Although it’s a niche topic, it’s worth mentioning that code generation didn’t work at all well for web scraping.
Code completion
Excellent. Best I’ve come across.
There were several cases where code generation didn’t work very well, but code completion did. Code completion works well if the context is good, for example, if you create a clear comment, the system will offer code completion based on your comment, and almost all the time, it will do well.
I found code completion to be a very compelling feature.
Commenting code
This is definitely a Cursor superpower. It’s almost unbelievably good.
Code tidying
Some of the time, if you ask it to tidy your code, it will do the right thing. However, most of the time I found it introduces errors.
PEP8 compliance
Surprisingly, generated code/completion code isn’t PEP8 ‘out of the box’, for example, it will happily give you code that’s way over 79 characters. Even asking the AI to make the code PEP8 compliant sometimes takes multiple attempts. I had set a rule for PEP8 compliance, but it still did didn’t fully comply.
Documentation
This means creating markdown files that explain what the code is doing. It did a really great job here.
GitHub integration
Setup was really easy. Usage was mostly OK, but I ran into a few issues where Cursor needlessly tied itself in knots. More seriously, it deleted a bunch of data files.
Contrasting the usability of GitHub in Cursor with the GitHub desktop app, the GitHub desktop app has the edge right now.
Github integration needs some work.
Error finding
In most cases, it did really well finding and correcting run-time errors, however I found a case where its error correction made the code much worse; this was processing a complex HTML table. Code generation couldn’t give me a correct answer, and asking the engine (Claude) to correct the error just produced worse code.
Pandas dataframe manipulation
This means the ability to manipulate Pandas dataframes in non-trivial ways, for example, using groupby correctly.
Cursor can do it quite well for basic manipulations, but it fails for even moderately complicated tasks. For example, I asked it to find cases where a club only appeared as an away team or a home team. The generated code looked as if it might be correct, but it wasn’t. In fact, the code didn’t work at all and I had to write it by hand. This was by no means a one-off, Cursor consistently failed to produce correct code for dataframe manipulations.

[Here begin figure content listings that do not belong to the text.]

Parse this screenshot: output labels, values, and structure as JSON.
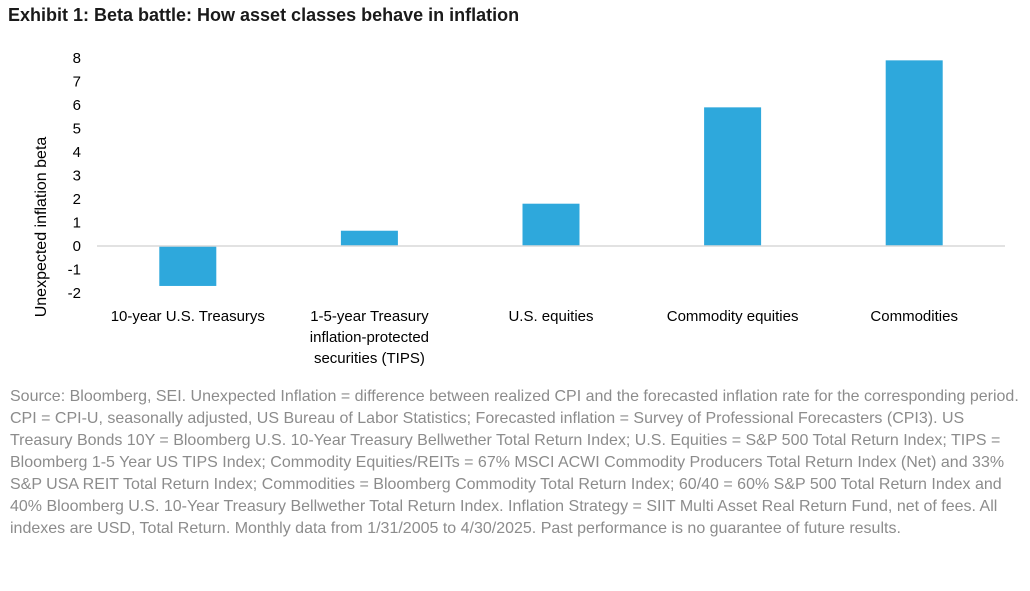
{
  "title": "Exhibit 1: Beta battle: How asset classes behave in inflation",
  "chart_data": {
    "type": "bar",
    "categories": [
      [
        "10-year U.S. Treasurys"
      ],
      [
        "1-5-year Treasury",
        "inflation-protected",
        "securities (TIPS)"
      ],
      [
        "U.S. equities"
      ],
      [
        "Commodity equities"
      ],
      [
        "Commodities"
      ]
    ],
    "values": [
      -1.7,
      0.65,
      1.8,
      5.9,
      7.9
    ],
    "ylabel": "Unexpected inflation beta",
    "xlabel": "",
    "ylim": [
      -2,
      8
    ],
    "yticks": [
      8,
      7,
      6,
      5,
      4,
      3,
      2,
      1,
      0,
      -1,
      -2
    ],
    "bar_color": "#2ea8dc",
    "axis_color": "#d9d9d9",
    "grid": false,
    "legend": "none"
  },
  "source": "Source: Bloomberg, SEI. Unexpected Inflation = difference between realized CPI and the forecasted inflation rate for the corresponding period. CPI = CPI-U, seasonally adjusted, US Bureau of Labor Statistics; Forecasted inflation = Survey of Professional Forecasters (CPI3). US Treasury Bonds 10Y = Bloomberg U.S. 10-Year Treasury Bellwether Total Return Index; U.S. Equities = S&P 500 Total Return Index; TIPS = Bloomberg 1-5 Year US TIPS Index; Commodity Equities/REITs = 67% MSCI ACWI Commodity Producers Total Return Index (Net) and 33% S&P USA REIT Total Return Index; Commodities = Bloomberg Commodity Total Return Index; 60/40 = 60% S&P 500 Total Return Index and 40% Bloomberg U.S. 10-Year Treasury Bellwether Total Return Index. Inflation Strategy = SIIT Multi Asset Real Return Fund, net of fees. All indexes are USD, Total Return. Monthly data from 1/31/2005 to 4/30/2025. Past performance is no guarantee of future results."
}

Code generation for scraping data
On the plus side, it managed to give me the URLs for the pages I wanted to scrape purely on a prompt, which frankly felt a bit supernatural.

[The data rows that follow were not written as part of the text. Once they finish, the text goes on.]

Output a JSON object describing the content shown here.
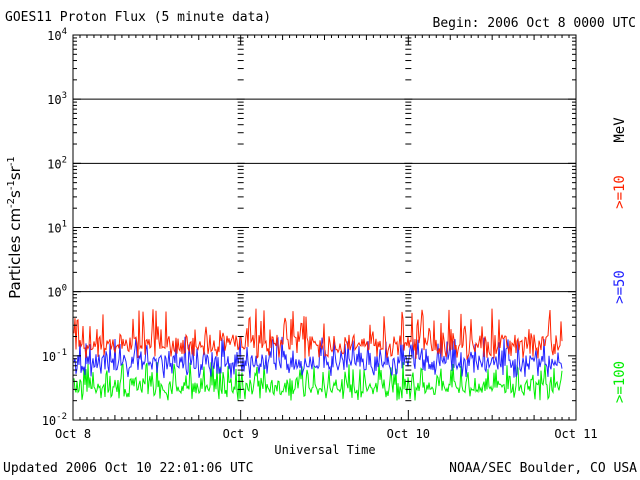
{
  "header": {
    "title": "GOES11 Proton Flux (5 minute data)",
    "begin": "Begin: 2006 Oct 8 0000 UTC"
  },
  "footer": {
    "updated": "Updated 2006 Oct 10 22:01:06 UTC",
    "credit": "NOAA/SEC Boulder, CO USA"
  },
  "legend": {
    "unit": "MeV",
    "items": [
      {
        "label": ">=10",
        "color": "#ff2200"
      },
      {
        "label": ">=50",
        "color": "#2222ff"
      },
      {
        "label": ">=100",
        "color": "#00ee00"
      }
    ]
  },
  "chart_data": {
    "type": "line",
    "title": "GOES11 Proton Flux (5 minute data)",
    "xlabel": "Universal Time",
    "ylabel": "Particles cm-2s-1sr-1",
    "yscale": "log",
    "ylim": [
      0.01,
      10000
    ],
    "y_ticks": [
      {
        "base": "10",
        "exp": "-2",
        "value": 0.01
      },
      {
        "base": "10",
        "exp": "-1",
        "value": 0.1
      },
      {
        "base": "10",
        "exp": "0",
        "value": 1
      },
      {
        "base": "10",
        "exp": "1",
        "value": 10
      },
      {
        "base": "10",
        "exp": "2",
        "value": 100
      },
      {
        "base": "10",
        "exp": "3",
        "value": 1000
      },
      {
        "base": "10",
        "exp": "4",
        "value": 10000
      }
    ],
    "x_ticks": [
      "Oct 8",
      "Oct 9",
      "Oct 10",
      "Oct 11"
    ],
    "xlim_days": [
      0,
      3
    ],
    "data_end_day": 2.92,
    "series": [
      {
        "name": ">=10 MeV",
        "color": "#ff2200",
        "typical": 0.16,
        "min": 0.09,
        "max": 0.55
      },
      {
        "name": ">=50 MeV",
        "color": "#2222ff",
        "typical": 0.08,
        "min": 0.045,
        "max": 0.2
      },
      {
        "name": ">=100 MeV",
        "color": "#00ee00",
        "typical": 0.035,
        "min": 0.02,
        "max": 0.08
      }
    ],
    "grid": "horizontal lines at 1, 100, 1000 (solid) and 10 (dashed)"
  }
}
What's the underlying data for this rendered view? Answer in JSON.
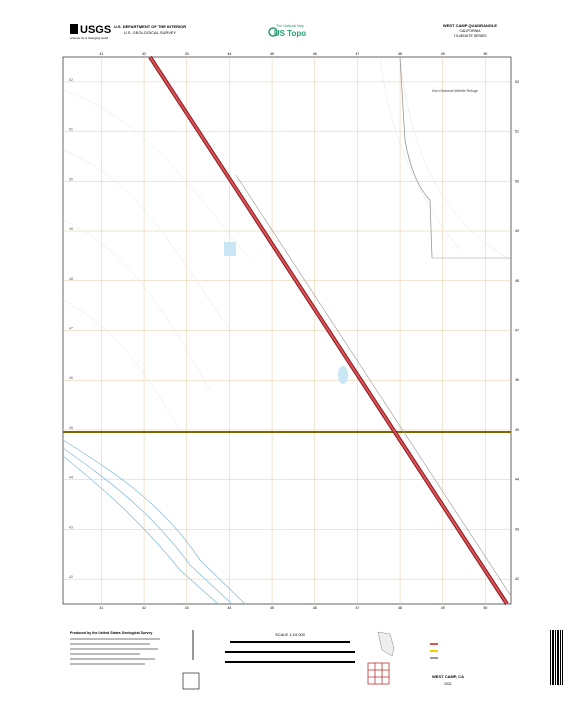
{
  "header": {
    "agency": "U.S. DEPARTMENT OF THE INTERIOR",
    "survey": "U.S. GEOLOGICAL SURVEY",
    "logo": "USGS",
    "tagline": "science for a changing world",
    "national_map": "The National Map",
    "product": "US Topo",
    "quad_title": "WEST CAMP QUADRANGLE",
    "state": "CALIFORNIA",
    "series": "7.5-MINUTE SERIES"
  },
  "map": {
    "top_ticks": [
      "41",
      "42",
      "43",
      "44",
      "45",
      "46",
      "47",
      "48",
      "49",
      "50"
    ],
    "bottom_ticks": [
      "41",
      "42",
      "43",
      "44",
      "45",
      "46",
      "47",
      "48",
      "49",
      "50"
    ],
    "left_ticks": [
      "52",
      "51",
      "50",
      "49",
      "48",
      "47",
      "46",
      "45",
      "44",
      "43",
      "42"
    ],
    "right_ticks": [
      "52",
      "51",
      "50",
      "49",
      "48",
      "47",
      "46",
      "45",
      "44",
      "43",
      "42"
    ],
    "labels": [
      "Kern National Wildlife Refuge"
    ]
  },
  "footer": {
    "producer": "Produced by the United States Geological Survey",
    "scale": "SCALE 1:24 000",
    "quad_name": "WEST CAMP, CA",
    "year": "2021"
  }
}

On the negative side, it really can’t generate code that works for anything other than a simple scrape. Even asking it to correct its errors doesn’t work very well. The general code structure was OK, but a little too restrictive and I had to remove some of its generated functions. It’s marginal to me whether it’s really worth using code generation here. However, code completion was helpful.
Data cleansing
Cleaning data with code generation ran into the Pandas dataframe problem I've discussed above. Code completion was helpful, but once the manipulations become more complex, I had to hand write them.
Prototyping
By prototyping, I mean creating a UI-based application, for example, a Streamlit app, or even a standalone web app using react.js with a Python backend.
The results were outstanding.
You can generate apps in a fraction of the time it takes to do it by hand.
There are some downsides:
- Security is often not baked-in and has to be added later.
- The code often uses structures that are a little behind the latest thinking, e.g. not using new features of libraries.